Sixty Times the Profits Generated

He explains that the government aims to tax them based on revenue volume, despite having sold subsidized medicines at the exchange rate of 1,500 Lebanese pounds per dollar. “We are being asked to pay 60 times the profits generated,” he protests, urging authorities to “prosecute those who have committed offenses” and emphasizing that “pharmaceutical importers have adhered to the government’s guidelines as part of a patient support policy.”

Furthermore, Ghorayeb mentions that the government owes USD 180 million in unpaid bills to foreign laboratories. He specifies that the annual pharmaceutical market size was over USD 1 billion and has decreased due to the crisis to around USD 400 million. “How can commercial enterprises turn a profit in a market that has lost about 60% of its business volume?” he wonders.
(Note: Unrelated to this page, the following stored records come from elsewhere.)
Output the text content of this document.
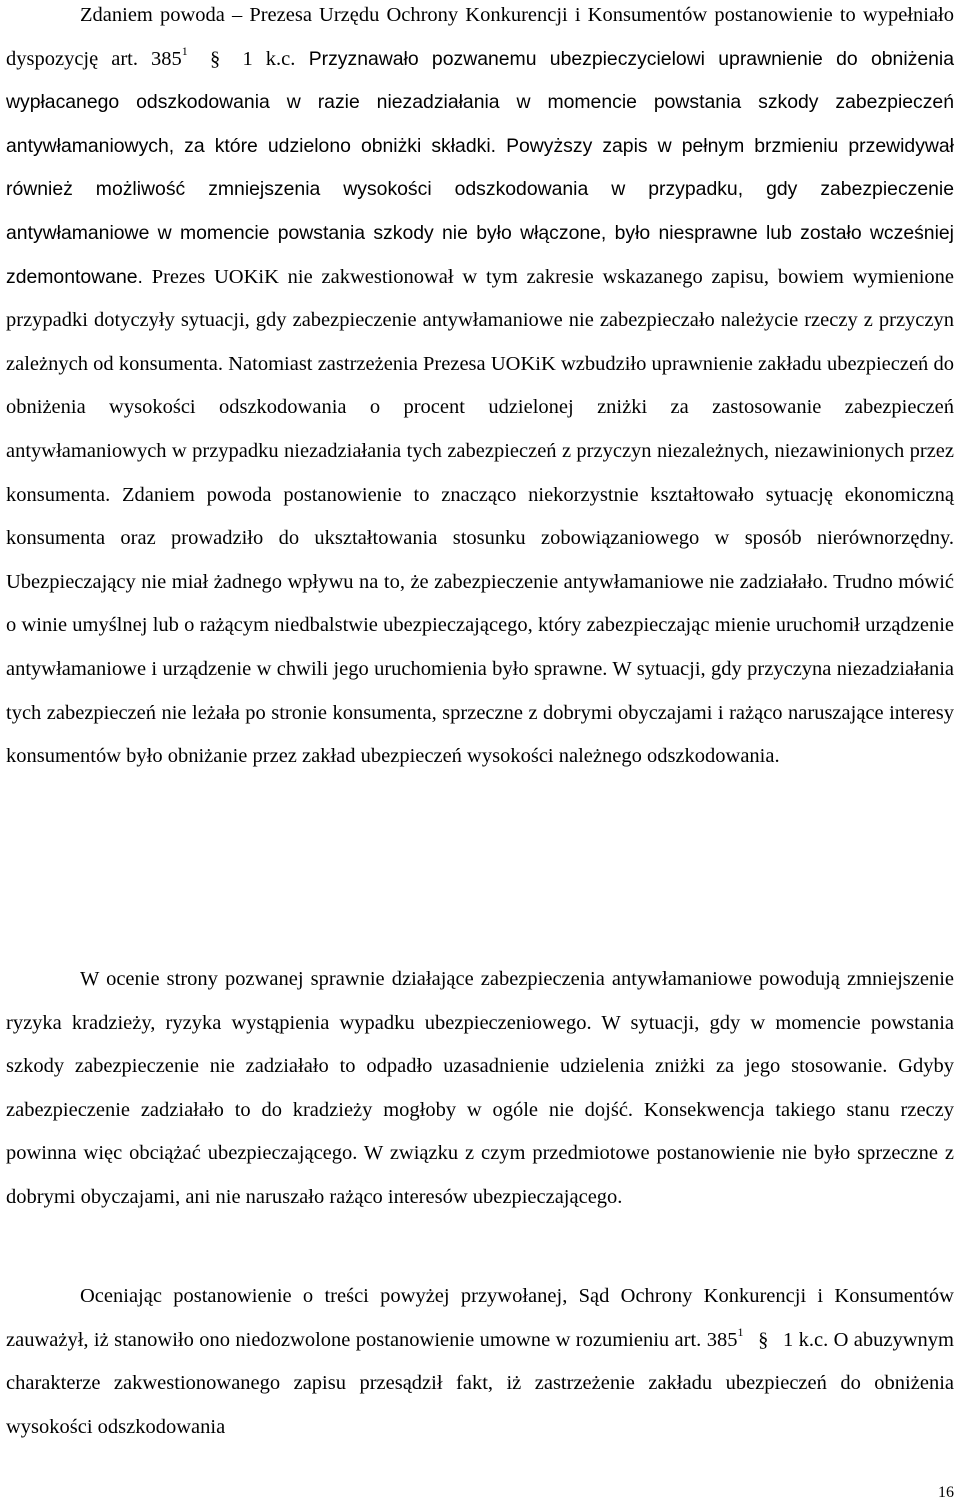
Zdaniem powoda – Prezesa Urzędu Ochrony Konkurencji i Konsumentów postanowienie to wypełniało dyspozycję art. $385^1$ § 1 k.c. Przyznawało pozwanemu ubezpieczycielowi uprawnienie do obniżenia wypłacanego odszkodowania w razie niezadziałania w momencie powstania szkody zabezpieczeń antywłamaniowych, za które udzielono obniżki składki. Powyższy zapis w pełnym brzmieniu przewidywał również możliwość zmniejszenia wysokości odszkodowania w przypadku, gdy zabezpieczenie antywłamaniowe w momencie powstania szkody nie było włączone, było niesprawne lub zostało wcześniej zdemontowane. Prezes UOKiK nie zakwestionował w tym zakresie wskazanego zapisu, bowiem wymienione przypadki dotyczyły sytuacji, gdy zabezpieczenie antywłamaniowe nie zabezpieczało należycie rzeczy z przyczyn zależnych od konsumenta. Natomiast zastrzeżenia Prezesa UOKiK wzbudziło uprawnienie zakładu ubezpieczeń do obniżenia wysokości odszkodowania o procent udzielonej zniżki za zastosowanie zabezpieczeń antywłamaniowych w przypadku niezadziałania tych zabezpieczeń z przyczyn niezależnych, niezawinionych przez konsumenta. Zdaniem powoda postanowienie to znacząco niekorzystnie kształtowało sytuację ekonomiczną konsumenta oraz prowadziło do ukształtowania stosunku zobowiązaniowego w sposób nierównorzędny. Ubezpieczający nie miał żadnego wpływu na to, że zabezpieczenie antywłamaniowe nie zadziałało. Trudno mówić o winie umyślnej lub o rażącym niedbalstwie ubezpieczającego, który zabezpieczając mienie uruchomił urządzenie antywłamaniowe i urządzenie w chwili jego uruchomienia było sprawne. W sytuacji, gdy przyczyna niezadziałania tych zabezpieczeń nie leżała po stronie konsumenta, sprzeczne z dobrymi obyczajami i rażąco naruszające interesy konsumentów było obniżanie przez zakład ubezpieczeń wysokości należnego odszkodowania.

W ocenie strony pozwanej sprawnie działające zabezpieczenia antywłamaniowe powodują zmniejszenie ryzyka kradzieży, ryzyka wystąpienia wypadku ubezpieczeniowego. W sytuacji, gdy w momencie powstania szkody zabezpieczenie nie zadziałało to odpadło uzasadnienie udzielenia zniżki za jego stosowanie. Gdyby zabezpieczenie zadziałało to do kradzieży mogłoby w ogóle nie dojść. Konsekwencja takiego stanu rzeczy powinna więc obciążać ubezpieczającego. W związku z czym przedmiotowe postanowienie nie było sprzeczne z dobrymi obyczajami, ani nie naruszało rażąco interesów ubezpieczającego.

Oceniając postanowienie o treści powyżej przywołanej, Sąd Ochrony Konkurencji i Konsumentów zauważył, iż stanowiło ono niedozwolone postanowienie umowne w rozumieniu art. $385^1$ § 1 k.c. O abuzywnym charakterze zakwestionowanego zapisu przesądził fakt, iż zastrzeżenie zakładu ubezpieczeń do obniżenia wysokości odszkodowania

16
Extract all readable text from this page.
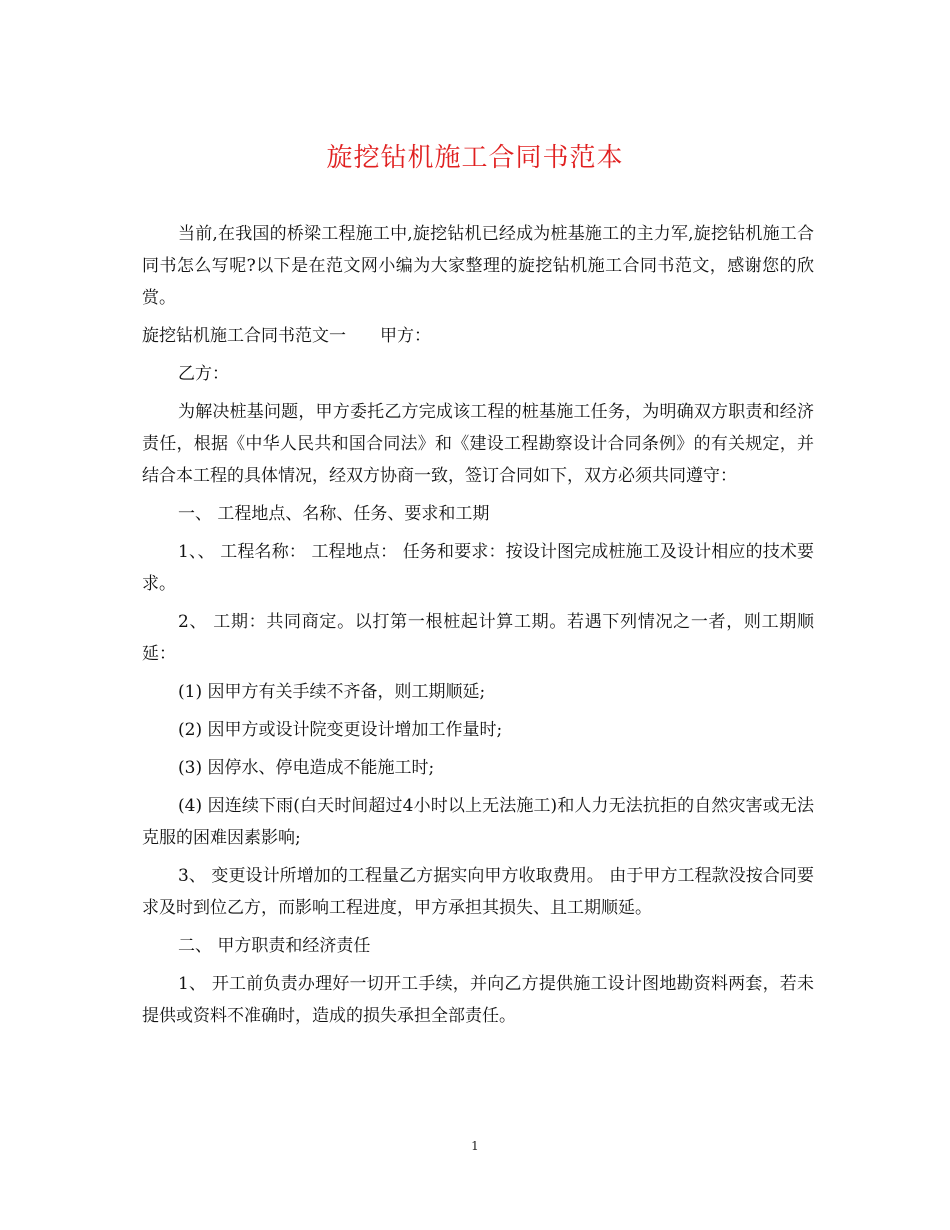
旋挖钻机施工合同书范本

当前,在我国的桥梁工程施工中,旋挖钻机已经成为桩基施工的主力军,旋挖钻机施工合同书怎么写呢?以下是在范文网小编为大家整理的旋挖钻机施工合同书范文，感谢您的欣赏。

旋挖钻机施工合同书范文一　　甲方：

乙方：

为解决桩基问题，甲方委托乙方完成该工程的桩基施工任务，为明确双方职责和经济责任，根据《中华人民共和国合同法》和《建设工程勘察设计合同条例》的有关规定，并结合本工程的具体情况，经双方协商一致，签订合同如下，双方必须共同遵守：

一、 工程地点、名称、任务、要求和工期

1、、 工程名称： 工程地点： 任务和要求：按设计图完成桩施工及设计相应的技术要求。

2、 工期：共同商定。以打第一根桩起计算工期。若遇下列情况之一者，则工期顺延：

(1) 因甲方有关手续不齐备，则工期顺延;

(2) 因甲方或设计院变更设计增加工作量时;

(3) 因停水、停电造成不能施工时;

(4) 因连续下雨(白天时间超过4小时以上无法施工)和人力无法抗拒的自然灾害或无法克服的困难因素影响;

3、 变更设计所增加的工程量乙方据实向甲方收取费用。 由于甲方工程款没按合同要求及时到位乙方，而影响工程进度，甲方承担其损失、且工期顺延。

二、 甲方职责和经济责任

1、 开工前负责办理好一切开工手续，并向乙方提供施工设计图地勘资料两套，若未提供或资料不准确时，造成的损失承担全部责任。

1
And he questions, “From a purely legal, economic and moral standpoint, regardless of the medical aspect, how is it possible to impose fines on private and legitimate companies that abide by the laws, sell at the legal price and operate within the framework adopted by the state, while smugglers who proliferated during the crisis have never faced consequences?”

An Unfair Tax

The outcry echoes from the union of food product importers. Its president, Hani Bohsali, emphasized to This Is Beirut the “unfair” nature of an additional tax that “impacts legitimate businesses that have diligently implemented the subsidy mechanism in all its aspects.”

He is surprised by the “timing chosen to reopen this issue, approximately a year and a half after the suspension of the subsidy,” and warns against “trends that will impact the legitimate economy and undermine legitimate institutions.”

In this context, Bohsali points out that “since the implementation of the subsidy policy, the union warned that it would inevitably lead to a lot of waste and corruption.”

Furthermore, Lebanese economic organizations held an emergency meeting on Wednesday to discuss what they also deem an unfair imposition.

They asserted the principle of “non-retroactivity of laws” and contested “the inclusion of such an article in the 2024 budget, over a year and a half after the subsidy suspension, and before a thorough study of the additional tax in all its aspects.”

This new tax is “just the tip of the iceberg,” the organizations warned, stressing that “the primary casualties of this tax are the national economy and legitimate institutions committed to transparently supporting official mechanisms.”

Ultimately, it appears that the government, unwilling to embrace reforms, aims to legitimize illegality by imposing a 10% surcharge on everyone instead of penalizing offenders with a 1,000% tax.